Base company – Analyze items on the income statement that would be important and relevant to an investor, and discuss whether your company’s performance related to these items appeared to be improving, deteriorating, or remaining stable. Justify your answer using financial ratios, vertical/horizontal analysis, graphs, etc.
Base company – Analyze items on the balance sheet that would be important and relevant to an investor, and discuss whether your company’s performance related to these items appeared to be improving, deteriorating, or remaining stable. Justify your answer using financial ratios, vertical/horizontal analysis, graphs, etc.
Identify 2 (two) items not included in (or derived from) the financial statements that you think would be important to someone considering whether to invest in your company. Discuss your reasons for believing that these two items about the company would be important in making an investment decision. (i.e. Apple’s launch of iPhone has a positive impact on the company’s performance. A company’s culture or image may have positive or negative impact )
Note:
You must upload the entire annual report for the company being discussed.
Your analysis must include page references to relevant portions of the annual reports, and the relevant portions of the annual reports must be highlighted. Your report must also cite the source.
Your analysis is limited to 3 (three) pages, and must be typed, double-spaced, 10-12point font.
Must include: Vertical/Horizontal analysis and at a minimum two ratios. (see below)
a.
Receivables turnover ratio.
b.
Average collection period.
c.
Inventory turnover ratio.
d.
Average days in inventory.
e.
Current ratio.
f.
Acid-test ratio.
g.
Debt to equity ratio.
h.
Times interest earned ratio.
i.
Gross profit ratio (on the MU watches).
j.
Return on assets.
k.
Profit margin.
l.
Asset turnover.
m.
Return on equity.
This analysis focuses on Base Company, examining its income statement and balance sheet to provide insights into its financial performance. By utilizing financial ratios, vertical/horizontal analysis, and other tools, we aim to assess the company’s performance and identify key factors relevant to investors’ decision-making process.
Base Company, founded in [year], has emerged as a prominent player in the [industry]. With its strong market presence, the company has experienced significant growth and expansion over the years. Two interesting facts about Base Company include [fact 1] and [fact 2], highlighting its innovative product offerings and strategic partnerships.
To evaluate the company’s performance on the income statement, we will focus on key items relevant to investors. The following financial ratios and analysis techniques provide insights into the company’s financial performance:
We calculate the gross profit ratio by dividing gross profit by net sales. Comparing this ratio over the years, we can determine if the company’s profitability from core operations is improving, deteriorating, or remaining stable.
The profit margin is obtained by dividing net income by net sales. Analyzing this ratio helps us understand the company’s ability to generate profit from its sales revenue.
The balance sheet reveals important financial information about the company’s assets, liabilities, and equity. Key items relevant to investors include:
The current ratio is calculated by dividing current assets by current liabilities. It provides insight into the company’s ability to meet short-term obligations. Analyzing the trend of this ratio helps determine if the company’s liquidity position is improving, deteriorating, or stable.
The debt to equity ratio is obtained by dividing total debt by total equity. It highlights the company’s financial leverage and indicates the proportion of financing provided by creditors versus shareholders.
While financial statements provide valuable information, certain non-financial factors can influence investment decisions. Two important considerations for potential investors in Base Company include:
Base Company’s ability to innovate and adapt to changing technology trends is crucial. Launching new products, embracing emerging technologies, and staying ahead of competitors can positively impact the company’s performance and market position.
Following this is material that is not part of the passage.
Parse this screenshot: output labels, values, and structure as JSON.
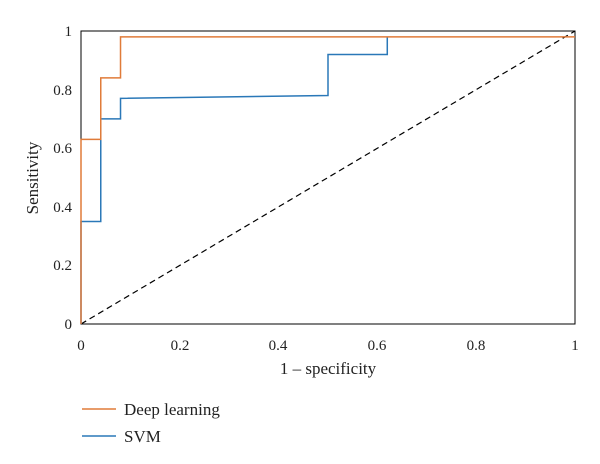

A company’s brand image, market reputation, and consumer perception play a significant role in its success. Positive customer experiences, strong brand loyalty, and effective marketing strategies can contribute to increased sales and long-term profitability.
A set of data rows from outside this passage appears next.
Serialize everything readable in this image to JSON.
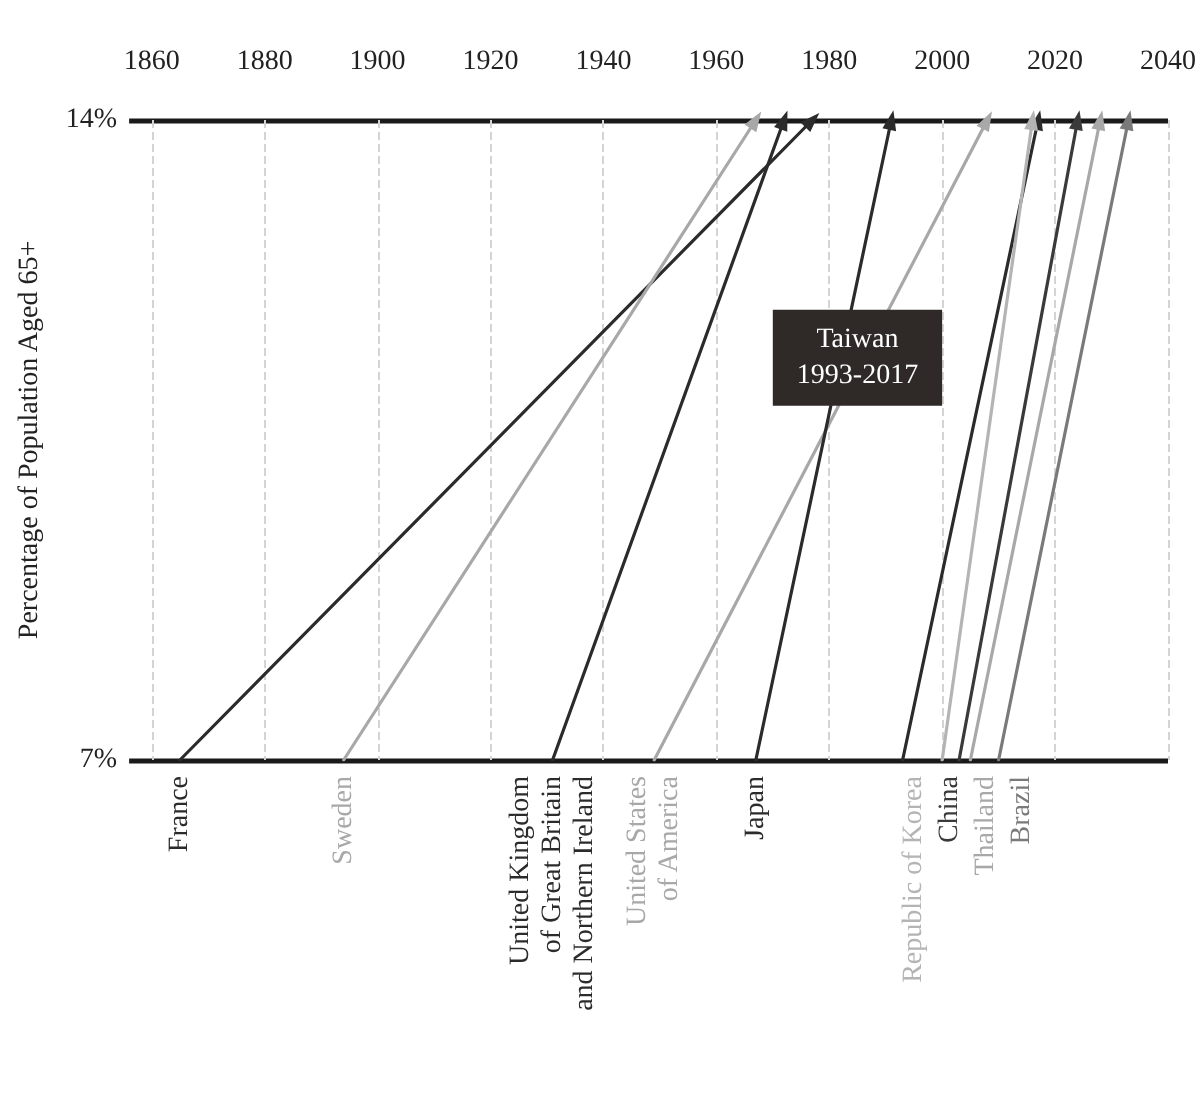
{
  "chart_data": {
    "type": "line",
    "ylabel": "Percentage of Population Aged 65+",
    "xlim": [
      1856,
      2040
    ],
    "xticks": [
      1860,
      1880,
      1900,
      1920,
      1940,
      1960,
      1980,
      2000,
      2020,
      2040
    ],
    "ylim": [
      7,
      14
    ],
    "yticks": [
      {
        "value": 7,
        "label": "7%"
      },
      {
        "value": 14,
        "label": "14%"
      }
    ],
    "grid": true,
    "marker": "triangle",
    "legend": false,
    "series": [
      {
        "name": "France",
        "color": "#2b2b2b",
        "x": [
          1865,
          1977
        ],
        "values": [
          7,
          14
        ]
      },
      {
        "name": "Sweden",
        "color": "#a8a8a8",
        "x": [
          1894,
          1967
        ],
        "values": [
          7,
          14
        ]
      },
      {
        "name": "United Kingdom\nof Great Britain\nand Northern Ireland",
        "color": "#2b2b2b",
        "x": [
          1931,
          1972
        ],
        "values": [
          7,
          14
        ]
      },
      {
        "name": "United States\nof America",
        "color": "#a8a8a8",
        "x": [
          1949,
          2008
        ],
        "values": [
          7,
          14
        ]
      },
      {
        "name": "Japan",
        "color": "#2b2b2b",
        "x": [
          1967,
          1991
        ],
        "values": [
          7,
          14
        ]
      },
      {
        "color": "#2b2b2b",
        "x": [
          1993,
          2017
        ],
        "values": [
          7,
          14
        ]
      },
      {
        "name": "Republic of Korea",
        "color": "#b4b4b4",
        "x": [
          2000,
          2016
        ],
        "values": [
          7,
          14
        ]
      },
      {
        "name": "China",
        "color": "#3a3a3a",
        "x": [
          2003,
          2024
        ],
        "values": [
          7,
          14
        ]
      },
      {
        "name": "Thailand",
        "color": "#a8a8a8",
        "x": [
          2005,
          2028
        ],
        "values": [
          7,
          14
        ]
      },
      {
        "name": "Brazil",
        "color": "#7a7a7a",
        "x": [
          2010,
          2033
        ],
        "values": [
          7,
          14
        ]
      }
    ],
    "annotations": [
      {
        "text": "Taiwan\n1993-2017",
        "x": 1985,
        "y": 11.4
      }
    ]
  }
}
In conclusion, Base Company’s financial performance analysis reveals insights into its income statement and balance sheet. By evaluating relevant financial ratios, conducting vertical/horizontal analysis, and considering non-financial factors, we can assess the company’s performance and potential investment attractiveness. It is essential for potential investors to analyze both financial and non-financial aspects to make informed investment decisions.